Safety population: All randomised patients who have started their allocated treatment (at least one dose of the trial medicine). This analysis population is often used to describe the safety profile of a treatment.

Sub-group Analysis

This section of the SAP aims to detail which sub-group analyses will be performed. Controlled clinical trials are designed to investigate the effect of a treatment in a given population of patients. Sub-group analyses involve splitting the trial participants into sub-groups. This could be based on:
  • demographic characteristics (e.g. sex, age)
  • baseline characteristics (e.g. a specific genomic profile)
  • use of concomitant therapy.
The principle is to look at the effects of treatment separately in different types of patients in order to collect information on who will benefit most from the investigated treatment. Sometimes, sub-group analyses are used to clarify heterogeneous treatment effects, e.g. when certain patient characteristics are driving the response to treatment.

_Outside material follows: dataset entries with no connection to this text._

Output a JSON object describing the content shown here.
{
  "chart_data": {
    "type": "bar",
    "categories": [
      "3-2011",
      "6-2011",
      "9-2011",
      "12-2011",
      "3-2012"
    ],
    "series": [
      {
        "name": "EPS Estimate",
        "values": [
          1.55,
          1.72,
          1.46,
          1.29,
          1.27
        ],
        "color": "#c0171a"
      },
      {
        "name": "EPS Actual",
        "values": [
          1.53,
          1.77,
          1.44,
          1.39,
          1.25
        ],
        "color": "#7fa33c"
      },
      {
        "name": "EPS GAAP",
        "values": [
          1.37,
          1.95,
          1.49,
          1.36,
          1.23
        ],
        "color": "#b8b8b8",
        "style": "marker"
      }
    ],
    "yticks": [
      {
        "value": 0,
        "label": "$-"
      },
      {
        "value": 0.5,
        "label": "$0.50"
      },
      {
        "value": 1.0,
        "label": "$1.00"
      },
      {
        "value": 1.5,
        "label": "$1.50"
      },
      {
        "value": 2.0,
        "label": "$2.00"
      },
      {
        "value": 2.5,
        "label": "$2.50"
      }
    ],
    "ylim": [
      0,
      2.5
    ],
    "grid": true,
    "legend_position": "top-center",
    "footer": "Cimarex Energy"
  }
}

Findings from sub-group analyses might be misleading for several different reasons. Firstly, sub-group analyses are observational (sub-groups are defined on observed patients’ characteristics) and not based on randomised comparisons. The ‘hindsight bias’, also known as the ‘I-knew-it-all-along’ bias, is the inclination to see events that have already occurred as being more predictable than they were before they took place. This is why sub-group analysis should be pre-planned.

Even when pre-planned, they are still open to criticism of ‘multiplicity’. When multiple sub-group analyses are performed, the risk of finding a false positive result (i.e. a type I error) increases with the number of sub-group comparisons. Multiplicity issues are in general related to repeated ‘looks’ at the same data set but in different ways until something ‘statistically significant’ emerges. With the wealth of data sometimes obtained, all signals should be considered carefully. Researchers must be cautious about possible over-interpretation. Techniques exist to protect against multiplicity, but they mostly require stronger evidence for statistical significance to control the overall type I error of the analysis. Here is a list of some of the common methods: (see also FDA Guidance on complex trial results).


Finally, there is a tendency to conduct analyses comparing sub-groups based on information collected during the trial. A typical example is looking at the difference in survival between patients responding (yes/no) to treatment. Patients who are responding to treatment are by definition patients who are able to spend sufficient time on treatment to allow a response. Therefore, again by definition, they may simply represent a sub-group of patients of better prognosis and may therefore bias the analysis. This is an example of what is often referred to as ‘lead-time bias’ or ‘guarantee-time bias’. One way of dealing with this is using a landmark as a starting point for the survival analysis, and creating the categories based on the patients’ characteristics at the time of this landmark (e.g. did a patient respond at three months, yes/no).